True, i have no idea what people's motives are just by listening. I don't assume to know what they are. Only what all music makes me feel as I listen. 

I dunno, sometimes I wonder if midi based composers care too much about whether or not their strings 'sound' real and if they have enough notes. Although, I could be wrong about all of it.

Oh well, different strokes make the world go round.

(*disclaimer -- I do believe in training)


----------



## joaz (Jan 17, 2007)

I am like an agnostic priest.... in that I have taught composition.....but I am not really sure if it can be taught.
Or rather, I think it can be taught, but only to people who would be composers anyway, with or without the benefit of tuition.

If you dont have the inbuilt faculty to compose, then you end up with music, that is correct......but horrible.
If you have the inbuilt faculty to compose, then, *maybe* tuition can show you a few good shortcuts.

While at conservatoire, I studied with some pretty fancy, High Falutin' "Names". Very nice for the CV. :razz: 
What I actually learned about composition from these August Individuals is about 0.1% of what I now know about writing music.
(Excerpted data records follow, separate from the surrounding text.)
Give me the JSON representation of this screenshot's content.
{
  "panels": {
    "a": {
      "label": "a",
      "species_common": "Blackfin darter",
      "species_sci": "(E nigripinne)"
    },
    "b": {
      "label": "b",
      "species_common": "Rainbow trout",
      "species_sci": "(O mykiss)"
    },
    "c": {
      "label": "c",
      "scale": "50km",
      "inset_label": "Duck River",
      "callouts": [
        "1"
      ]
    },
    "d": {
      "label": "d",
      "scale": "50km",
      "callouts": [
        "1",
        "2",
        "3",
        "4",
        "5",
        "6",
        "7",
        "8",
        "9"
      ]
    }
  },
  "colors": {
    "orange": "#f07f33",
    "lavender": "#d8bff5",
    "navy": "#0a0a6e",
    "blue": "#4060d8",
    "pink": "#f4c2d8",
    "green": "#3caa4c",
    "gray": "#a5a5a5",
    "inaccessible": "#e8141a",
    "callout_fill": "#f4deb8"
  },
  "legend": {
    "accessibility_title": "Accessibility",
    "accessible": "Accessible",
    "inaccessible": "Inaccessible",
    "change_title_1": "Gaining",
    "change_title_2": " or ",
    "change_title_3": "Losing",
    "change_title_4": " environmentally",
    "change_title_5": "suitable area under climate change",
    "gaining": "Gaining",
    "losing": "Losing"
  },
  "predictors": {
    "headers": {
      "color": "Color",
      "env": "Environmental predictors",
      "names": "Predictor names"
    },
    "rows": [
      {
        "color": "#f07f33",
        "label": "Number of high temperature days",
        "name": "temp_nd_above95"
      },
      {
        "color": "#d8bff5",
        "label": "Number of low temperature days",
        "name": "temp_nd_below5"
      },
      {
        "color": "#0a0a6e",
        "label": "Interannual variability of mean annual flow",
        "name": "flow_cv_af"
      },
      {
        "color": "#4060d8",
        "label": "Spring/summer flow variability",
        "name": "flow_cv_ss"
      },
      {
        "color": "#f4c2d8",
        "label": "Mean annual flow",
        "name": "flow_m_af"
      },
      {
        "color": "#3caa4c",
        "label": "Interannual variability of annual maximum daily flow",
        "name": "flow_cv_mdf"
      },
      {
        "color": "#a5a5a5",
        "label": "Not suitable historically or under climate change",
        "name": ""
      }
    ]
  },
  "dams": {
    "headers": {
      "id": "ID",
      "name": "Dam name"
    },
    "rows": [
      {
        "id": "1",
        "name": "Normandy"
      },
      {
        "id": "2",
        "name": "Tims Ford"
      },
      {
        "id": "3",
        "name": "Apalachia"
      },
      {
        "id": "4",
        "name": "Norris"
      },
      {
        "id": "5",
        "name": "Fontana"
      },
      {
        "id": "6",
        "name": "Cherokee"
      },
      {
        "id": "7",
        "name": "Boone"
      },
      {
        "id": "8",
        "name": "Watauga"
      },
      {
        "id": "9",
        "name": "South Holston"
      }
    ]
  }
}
Being surrounded by lots of young super-talented musicians was very stimulating. But I know guys who grew up playing in great rock/jazz bands who had the same kind of stimulation.

Anyone who doesnt seek to improve at music-making is a fool.
Anyone who thinks a classical education is the only route to being a good composer is simply narrow-minded. 
Having said that, simple curiosity should be enough to make one enquire into what has been achieved by the Orchestral instrument ...thus far.

I think discussions about string writing in particular tend to have an anxious tone, because it is the section of the orchestra that is most difficult to realise from the midi/samples perspective.
So we all tend to resort to tricks....smoke and mirrors....gadgets and do-hickeys to even get close.

It is something of a conundrum, that the most expressive section of the live orchestra, is the least expressive in the midi/samples domain.
Perhaps this accounts for the samey-ness of the string writing in a lot of the mock-ups one hears. People seem to realise what samples can't do very well, and so tend to stick with what sounds passable.

Anyway.............dont mean to hijack the thread.......just some rambling ponderings. :smile: 

regards Joe


----------



## wonshu (Jan 17, 2007)

You think the strings are the least easy to program? I beg to differ... you can get away with a lot using todays string samples.

Getting a great flute or oboe line the way it's supposed to be is a whole different story.

Solo instruments are _very_ far from being where they should be. Sections sort of work.

My opinion.

Cheers
Hans


----------



## choc0thrax (Jan 17, 2007)

wonshu @ Wed Jan 17 said:


> You think the strings are the least easy to program? I beg to differ... you can get away with a lot using todays string samples./quote]
> 
> I think strings are the furthest away from where I want them to be.


----------



## kid-surf (Jan 17, 2007)

Joaz -- I like the way you think. Open minded! (no hijacking took place that I saw... just ideas traded) 


String debate? -- Well, for me, strings are by far the weakest part of the equation. They don't often play the way I'd rather they did... usually because those articulations don't exist. Even if they did, it'd be a ton of work and still wouldn't achieve what I'm hearing in my head.

If I've got the choice between a live string section -vs- a solo flute or oboe? Peace. I'll take strings no question.

But that's me.


----------



## wonshu (Jan 18, 2007)

Not exactly my point, the point was, the strings even though still being very very VERY flawed in the sample world are still lightyears ahead of what solo instruments like flutes, oboes or solo trumpets should do!

I would also always choose the strings to record as it's better to have a nice bed.

Anway...


----------



## kid-surf (Jan 18, 2007)

I guess it comes down to one's perspective. Since strings are the thing I used the most I see them as the weak link. I've only done one cue this year (well, 2006) with solo flute/oboe exposed and I thought it sounded fine. I didn't feel I was limited by the samples all that much. Then again, I mostly use them to layer when I do use them. 

I guess it depends on your style of writing as well.


----------



## wonshu (Jan 19, 2007)

True!


----------